The puck went the other way and was in the BU goal within 10 seconds. Ridderwall scored the power-play goal at 2:53, his second of the season. “We had some bad breaks,” Parker said. “We come down on a breakaway and don’t score, and then they come right back and score. It’s funny how often that happens.”

From there on, it was all BU. Freshman Ryan Santana hit a post at 4:00, and Connolly hit another post at 7:30 when trying to bury a rebound on a power play. Around the 11-minute mark, BU dominated territorially, keeping the puck in the Irish zone for the better part of two minutes.

After going on a power play with 3:24 left, the Terriers pulled Millan in the hopes of sparking of offense. Terrier fans hoping for a championship-game flashback were sorely disappointed, though, and BU was skunked for the first time since a 0-0 tie against Lowell on Feb. 2, 2007.

BU’s sluggish start did not surprise the Terriers coach. “It didn’t surprise because our last two practices after losing a game weren’t very good either,” Parker said. “The way you play is the way you practice, and we weren’t all that jacked up yesterday or the day before. … We are not as determined as we have to be, and we went through a little of this last year, too.”

He also expressed displeasure with how slow his team was with the puck on the power play. On the brighter side, Parker was pleased by the effort of many freshmen and others who played little last year but felt that his upperclassmen generally weren’t what they needed to be.

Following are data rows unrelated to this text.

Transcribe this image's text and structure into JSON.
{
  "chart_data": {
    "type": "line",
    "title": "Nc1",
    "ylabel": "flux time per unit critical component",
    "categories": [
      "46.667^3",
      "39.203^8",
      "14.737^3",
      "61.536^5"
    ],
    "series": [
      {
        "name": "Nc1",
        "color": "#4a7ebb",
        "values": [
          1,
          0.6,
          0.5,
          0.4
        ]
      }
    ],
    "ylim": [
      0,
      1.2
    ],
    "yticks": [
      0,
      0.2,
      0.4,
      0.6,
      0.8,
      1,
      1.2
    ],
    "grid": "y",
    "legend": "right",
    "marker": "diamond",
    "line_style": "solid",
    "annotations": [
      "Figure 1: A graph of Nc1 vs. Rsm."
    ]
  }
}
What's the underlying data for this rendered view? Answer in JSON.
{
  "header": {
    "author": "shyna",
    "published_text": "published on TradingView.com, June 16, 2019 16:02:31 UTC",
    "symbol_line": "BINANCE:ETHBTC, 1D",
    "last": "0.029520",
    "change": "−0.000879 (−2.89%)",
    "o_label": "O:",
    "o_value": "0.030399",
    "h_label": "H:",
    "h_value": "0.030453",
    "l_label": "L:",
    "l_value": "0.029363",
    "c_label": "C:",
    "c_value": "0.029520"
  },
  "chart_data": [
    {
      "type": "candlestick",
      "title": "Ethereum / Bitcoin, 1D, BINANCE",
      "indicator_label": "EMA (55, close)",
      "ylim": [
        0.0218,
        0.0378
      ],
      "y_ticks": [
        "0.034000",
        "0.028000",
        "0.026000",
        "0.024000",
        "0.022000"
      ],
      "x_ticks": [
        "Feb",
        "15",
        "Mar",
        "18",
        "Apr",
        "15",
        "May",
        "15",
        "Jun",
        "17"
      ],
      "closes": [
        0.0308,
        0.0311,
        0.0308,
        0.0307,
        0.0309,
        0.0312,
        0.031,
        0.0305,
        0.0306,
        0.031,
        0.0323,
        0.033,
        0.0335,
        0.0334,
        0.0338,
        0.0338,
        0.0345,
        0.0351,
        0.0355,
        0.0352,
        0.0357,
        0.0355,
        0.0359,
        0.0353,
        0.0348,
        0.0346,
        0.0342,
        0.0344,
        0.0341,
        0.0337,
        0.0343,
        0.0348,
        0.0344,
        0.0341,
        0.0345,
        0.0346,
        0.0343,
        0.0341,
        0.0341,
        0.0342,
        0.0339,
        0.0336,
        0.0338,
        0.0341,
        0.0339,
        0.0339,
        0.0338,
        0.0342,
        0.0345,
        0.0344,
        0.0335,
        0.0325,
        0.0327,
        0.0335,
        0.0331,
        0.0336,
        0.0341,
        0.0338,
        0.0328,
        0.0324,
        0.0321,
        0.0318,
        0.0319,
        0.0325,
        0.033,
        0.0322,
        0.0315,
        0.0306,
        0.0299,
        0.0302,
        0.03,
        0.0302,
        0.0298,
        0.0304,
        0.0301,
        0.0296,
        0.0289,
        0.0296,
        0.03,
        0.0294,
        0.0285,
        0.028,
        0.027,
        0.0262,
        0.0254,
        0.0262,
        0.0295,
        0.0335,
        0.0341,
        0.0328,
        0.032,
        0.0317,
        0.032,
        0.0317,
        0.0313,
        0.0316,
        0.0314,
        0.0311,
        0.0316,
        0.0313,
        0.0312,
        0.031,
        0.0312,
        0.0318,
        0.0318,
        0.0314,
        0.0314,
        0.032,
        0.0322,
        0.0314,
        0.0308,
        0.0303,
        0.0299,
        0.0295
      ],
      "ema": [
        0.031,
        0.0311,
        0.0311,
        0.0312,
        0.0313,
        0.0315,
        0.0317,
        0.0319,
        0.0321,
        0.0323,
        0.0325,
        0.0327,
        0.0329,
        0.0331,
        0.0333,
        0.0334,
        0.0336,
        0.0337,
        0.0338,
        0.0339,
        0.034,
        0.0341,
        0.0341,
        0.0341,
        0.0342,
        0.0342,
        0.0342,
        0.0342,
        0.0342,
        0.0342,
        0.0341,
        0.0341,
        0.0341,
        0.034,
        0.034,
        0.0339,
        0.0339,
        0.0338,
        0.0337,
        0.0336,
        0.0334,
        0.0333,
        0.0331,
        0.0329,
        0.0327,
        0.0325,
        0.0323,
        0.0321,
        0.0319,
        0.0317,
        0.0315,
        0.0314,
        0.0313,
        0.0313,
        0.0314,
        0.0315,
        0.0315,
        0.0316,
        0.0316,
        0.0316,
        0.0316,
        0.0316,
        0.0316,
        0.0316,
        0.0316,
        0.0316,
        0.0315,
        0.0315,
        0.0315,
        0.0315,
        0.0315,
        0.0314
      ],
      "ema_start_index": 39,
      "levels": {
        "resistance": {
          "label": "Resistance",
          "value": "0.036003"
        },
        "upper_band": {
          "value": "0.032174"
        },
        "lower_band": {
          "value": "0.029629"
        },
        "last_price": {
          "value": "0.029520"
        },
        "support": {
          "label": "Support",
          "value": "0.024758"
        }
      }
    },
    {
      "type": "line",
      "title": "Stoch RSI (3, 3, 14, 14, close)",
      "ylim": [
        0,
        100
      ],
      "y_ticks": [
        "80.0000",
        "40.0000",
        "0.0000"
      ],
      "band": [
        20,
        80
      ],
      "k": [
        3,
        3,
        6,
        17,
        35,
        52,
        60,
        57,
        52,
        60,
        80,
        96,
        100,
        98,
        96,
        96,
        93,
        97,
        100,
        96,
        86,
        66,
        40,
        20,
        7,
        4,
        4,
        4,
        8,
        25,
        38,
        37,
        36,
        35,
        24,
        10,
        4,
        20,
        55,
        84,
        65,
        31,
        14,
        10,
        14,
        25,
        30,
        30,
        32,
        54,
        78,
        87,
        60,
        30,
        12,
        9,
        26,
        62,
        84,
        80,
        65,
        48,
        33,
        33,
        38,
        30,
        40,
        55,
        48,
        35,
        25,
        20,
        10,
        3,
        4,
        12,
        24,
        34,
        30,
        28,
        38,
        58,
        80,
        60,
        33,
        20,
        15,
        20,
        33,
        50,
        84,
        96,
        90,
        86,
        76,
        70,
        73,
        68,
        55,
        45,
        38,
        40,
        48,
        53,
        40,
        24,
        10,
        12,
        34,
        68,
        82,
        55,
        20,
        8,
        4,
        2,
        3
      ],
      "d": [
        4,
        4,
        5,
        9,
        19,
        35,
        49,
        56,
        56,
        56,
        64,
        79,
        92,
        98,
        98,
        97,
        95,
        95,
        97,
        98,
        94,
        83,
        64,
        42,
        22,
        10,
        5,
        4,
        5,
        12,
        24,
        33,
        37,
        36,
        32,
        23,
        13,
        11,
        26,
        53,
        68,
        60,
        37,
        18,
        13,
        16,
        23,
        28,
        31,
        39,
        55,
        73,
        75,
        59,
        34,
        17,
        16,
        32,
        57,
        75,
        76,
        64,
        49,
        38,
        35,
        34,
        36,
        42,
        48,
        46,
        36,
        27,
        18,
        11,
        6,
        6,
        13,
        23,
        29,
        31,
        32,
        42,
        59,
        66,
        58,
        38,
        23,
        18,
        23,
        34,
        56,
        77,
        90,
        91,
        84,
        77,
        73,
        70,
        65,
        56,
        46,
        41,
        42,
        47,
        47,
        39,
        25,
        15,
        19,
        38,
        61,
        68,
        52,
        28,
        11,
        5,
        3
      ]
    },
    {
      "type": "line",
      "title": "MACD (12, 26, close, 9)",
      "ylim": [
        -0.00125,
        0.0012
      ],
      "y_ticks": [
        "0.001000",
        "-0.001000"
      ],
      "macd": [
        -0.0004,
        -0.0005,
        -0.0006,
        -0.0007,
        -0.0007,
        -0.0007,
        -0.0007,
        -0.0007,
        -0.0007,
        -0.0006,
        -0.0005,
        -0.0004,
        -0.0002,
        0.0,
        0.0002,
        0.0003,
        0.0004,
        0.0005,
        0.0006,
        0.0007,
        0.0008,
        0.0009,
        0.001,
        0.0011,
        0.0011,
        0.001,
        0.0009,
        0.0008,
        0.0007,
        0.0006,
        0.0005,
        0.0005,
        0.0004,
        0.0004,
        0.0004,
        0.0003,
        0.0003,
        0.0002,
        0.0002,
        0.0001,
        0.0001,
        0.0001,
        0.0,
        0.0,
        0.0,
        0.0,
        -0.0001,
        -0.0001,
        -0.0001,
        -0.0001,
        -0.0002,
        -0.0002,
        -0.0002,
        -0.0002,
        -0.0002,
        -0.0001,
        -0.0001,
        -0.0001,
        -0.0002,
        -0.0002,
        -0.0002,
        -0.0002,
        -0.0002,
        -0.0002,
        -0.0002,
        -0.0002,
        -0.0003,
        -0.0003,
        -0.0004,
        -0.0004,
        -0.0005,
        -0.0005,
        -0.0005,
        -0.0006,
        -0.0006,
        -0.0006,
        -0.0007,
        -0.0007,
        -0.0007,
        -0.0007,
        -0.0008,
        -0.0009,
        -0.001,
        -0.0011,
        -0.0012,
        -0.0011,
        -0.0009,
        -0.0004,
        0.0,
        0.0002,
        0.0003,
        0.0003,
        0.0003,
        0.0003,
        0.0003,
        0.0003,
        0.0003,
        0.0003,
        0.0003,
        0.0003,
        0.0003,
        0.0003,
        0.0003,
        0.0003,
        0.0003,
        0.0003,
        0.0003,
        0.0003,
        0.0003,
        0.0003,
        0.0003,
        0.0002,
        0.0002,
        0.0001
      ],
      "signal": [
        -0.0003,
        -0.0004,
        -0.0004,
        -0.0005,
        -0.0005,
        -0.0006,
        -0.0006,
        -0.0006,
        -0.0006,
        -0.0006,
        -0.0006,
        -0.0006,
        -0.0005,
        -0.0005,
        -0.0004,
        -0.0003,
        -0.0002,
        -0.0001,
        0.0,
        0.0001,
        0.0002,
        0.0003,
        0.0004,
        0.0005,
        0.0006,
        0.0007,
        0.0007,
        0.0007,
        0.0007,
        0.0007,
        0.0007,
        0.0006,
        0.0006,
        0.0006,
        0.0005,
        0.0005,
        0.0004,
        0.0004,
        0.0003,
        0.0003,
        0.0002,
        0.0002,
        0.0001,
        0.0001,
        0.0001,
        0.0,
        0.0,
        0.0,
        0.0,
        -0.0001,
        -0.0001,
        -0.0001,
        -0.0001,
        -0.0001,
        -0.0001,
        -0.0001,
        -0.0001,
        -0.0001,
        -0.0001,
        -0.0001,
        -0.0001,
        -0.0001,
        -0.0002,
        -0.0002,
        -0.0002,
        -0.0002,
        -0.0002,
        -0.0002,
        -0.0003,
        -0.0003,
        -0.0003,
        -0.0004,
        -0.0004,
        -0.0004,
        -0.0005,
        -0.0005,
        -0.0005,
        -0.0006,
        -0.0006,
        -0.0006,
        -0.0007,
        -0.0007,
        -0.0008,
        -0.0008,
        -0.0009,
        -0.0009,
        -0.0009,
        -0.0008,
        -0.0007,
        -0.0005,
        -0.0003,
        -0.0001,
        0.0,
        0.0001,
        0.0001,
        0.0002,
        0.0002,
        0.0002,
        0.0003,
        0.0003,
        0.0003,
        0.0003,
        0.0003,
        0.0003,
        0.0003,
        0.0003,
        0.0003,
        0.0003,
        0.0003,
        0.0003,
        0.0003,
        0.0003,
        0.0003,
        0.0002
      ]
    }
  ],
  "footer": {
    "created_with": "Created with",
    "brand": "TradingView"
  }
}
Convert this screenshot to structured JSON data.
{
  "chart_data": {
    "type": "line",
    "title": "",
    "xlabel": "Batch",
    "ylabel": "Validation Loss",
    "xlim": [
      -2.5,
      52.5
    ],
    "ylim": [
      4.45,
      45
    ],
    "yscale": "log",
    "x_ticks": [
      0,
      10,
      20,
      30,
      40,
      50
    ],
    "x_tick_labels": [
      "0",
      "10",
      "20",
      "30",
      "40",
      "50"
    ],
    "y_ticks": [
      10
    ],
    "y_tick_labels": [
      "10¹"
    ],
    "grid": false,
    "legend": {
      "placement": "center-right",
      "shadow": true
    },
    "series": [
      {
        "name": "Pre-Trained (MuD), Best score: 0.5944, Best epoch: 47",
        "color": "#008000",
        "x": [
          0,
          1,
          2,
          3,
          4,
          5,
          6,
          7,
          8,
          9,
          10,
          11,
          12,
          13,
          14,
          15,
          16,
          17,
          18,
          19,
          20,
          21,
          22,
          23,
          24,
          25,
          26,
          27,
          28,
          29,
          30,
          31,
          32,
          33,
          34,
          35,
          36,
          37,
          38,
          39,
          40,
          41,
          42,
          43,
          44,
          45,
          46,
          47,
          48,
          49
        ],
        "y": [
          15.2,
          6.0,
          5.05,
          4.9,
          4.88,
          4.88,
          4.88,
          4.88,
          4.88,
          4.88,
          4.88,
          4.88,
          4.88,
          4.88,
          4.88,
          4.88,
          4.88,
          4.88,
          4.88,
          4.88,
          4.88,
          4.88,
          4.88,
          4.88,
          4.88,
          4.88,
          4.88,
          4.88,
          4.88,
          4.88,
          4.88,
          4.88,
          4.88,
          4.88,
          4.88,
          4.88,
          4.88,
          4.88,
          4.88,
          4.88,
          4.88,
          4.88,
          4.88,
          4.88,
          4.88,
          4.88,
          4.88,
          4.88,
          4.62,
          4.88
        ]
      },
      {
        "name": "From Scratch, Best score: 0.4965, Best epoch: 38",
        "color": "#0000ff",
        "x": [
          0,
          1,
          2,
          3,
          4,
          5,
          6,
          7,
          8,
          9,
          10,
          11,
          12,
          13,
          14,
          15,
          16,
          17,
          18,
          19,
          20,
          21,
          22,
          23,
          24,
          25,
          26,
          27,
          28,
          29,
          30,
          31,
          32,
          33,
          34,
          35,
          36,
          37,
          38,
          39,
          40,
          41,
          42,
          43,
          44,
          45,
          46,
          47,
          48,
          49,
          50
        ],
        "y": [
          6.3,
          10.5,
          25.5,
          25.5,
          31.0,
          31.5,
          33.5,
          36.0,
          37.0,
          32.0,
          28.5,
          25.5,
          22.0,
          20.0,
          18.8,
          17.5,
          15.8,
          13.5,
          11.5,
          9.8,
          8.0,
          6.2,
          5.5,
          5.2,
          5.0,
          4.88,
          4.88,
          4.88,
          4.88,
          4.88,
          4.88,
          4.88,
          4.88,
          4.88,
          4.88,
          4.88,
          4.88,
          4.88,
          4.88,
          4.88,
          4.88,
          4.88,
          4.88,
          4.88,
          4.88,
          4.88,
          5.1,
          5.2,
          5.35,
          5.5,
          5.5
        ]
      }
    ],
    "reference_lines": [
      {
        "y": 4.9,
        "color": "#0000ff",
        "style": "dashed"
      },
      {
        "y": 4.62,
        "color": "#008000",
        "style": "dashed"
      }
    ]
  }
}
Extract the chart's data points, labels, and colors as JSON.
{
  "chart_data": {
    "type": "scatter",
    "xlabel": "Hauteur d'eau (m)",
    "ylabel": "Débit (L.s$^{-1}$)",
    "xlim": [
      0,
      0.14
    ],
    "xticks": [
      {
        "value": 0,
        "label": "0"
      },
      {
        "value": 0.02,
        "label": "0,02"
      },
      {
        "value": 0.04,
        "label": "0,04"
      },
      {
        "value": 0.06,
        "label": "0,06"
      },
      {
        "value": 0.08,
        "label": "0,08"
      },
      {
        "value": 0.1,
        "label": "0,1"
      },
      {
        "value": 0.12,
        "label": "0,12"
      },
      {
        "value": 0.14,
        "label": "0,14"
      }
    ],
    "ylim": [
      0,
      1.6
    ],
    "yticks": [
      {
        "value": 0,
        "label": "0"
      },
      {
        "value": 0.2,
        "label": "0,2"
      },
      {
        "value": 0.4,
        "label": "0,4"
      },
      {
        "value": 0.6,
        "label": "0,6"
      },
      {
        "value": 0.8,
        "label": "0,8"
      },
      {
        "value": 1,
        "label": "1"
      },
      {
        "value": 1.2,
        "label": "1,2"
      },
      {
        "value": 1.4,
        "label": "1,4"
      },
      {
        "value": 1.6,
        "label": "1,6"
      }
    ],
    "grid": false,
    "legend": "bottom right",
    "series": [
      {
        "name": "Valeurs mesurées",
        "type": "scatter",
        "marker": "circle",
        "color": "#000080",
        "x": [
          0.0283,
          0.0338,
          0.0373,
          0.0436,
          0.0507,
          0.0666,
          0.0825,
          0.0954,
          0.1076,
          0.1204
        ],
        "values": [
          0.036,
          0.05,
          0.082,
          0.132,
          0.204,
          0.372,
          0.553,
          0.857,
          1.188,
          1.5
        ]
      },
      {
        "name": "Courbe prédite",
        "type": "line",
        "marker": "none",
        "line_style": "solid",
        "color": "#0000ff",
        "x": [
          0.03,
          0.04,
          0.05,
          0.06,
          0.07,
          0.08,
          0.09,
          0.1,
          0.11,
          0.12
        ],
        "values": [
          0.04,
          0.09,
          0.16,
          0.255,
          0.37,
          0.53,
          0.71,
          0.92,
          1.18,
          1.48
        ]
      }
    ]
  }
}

It was obviously a satisfying win for Notre Dame. “I just think we played with a lot more urgency,” Jackson said. “We hadn’t played with urgency in the first four games — maybe a little the second night of both series. Tonight we played with more urgency, and it was good to see. I was hoping that BU would get the best out of us in that regard. We were much more attentive, and we battled a lot harder.”

Notre Dame (3-2-0) hosts Boston College on Friday, while BU (0-2-0) faces another ranked CCHA opponent when No. 5 Michigan comes to town Saturday.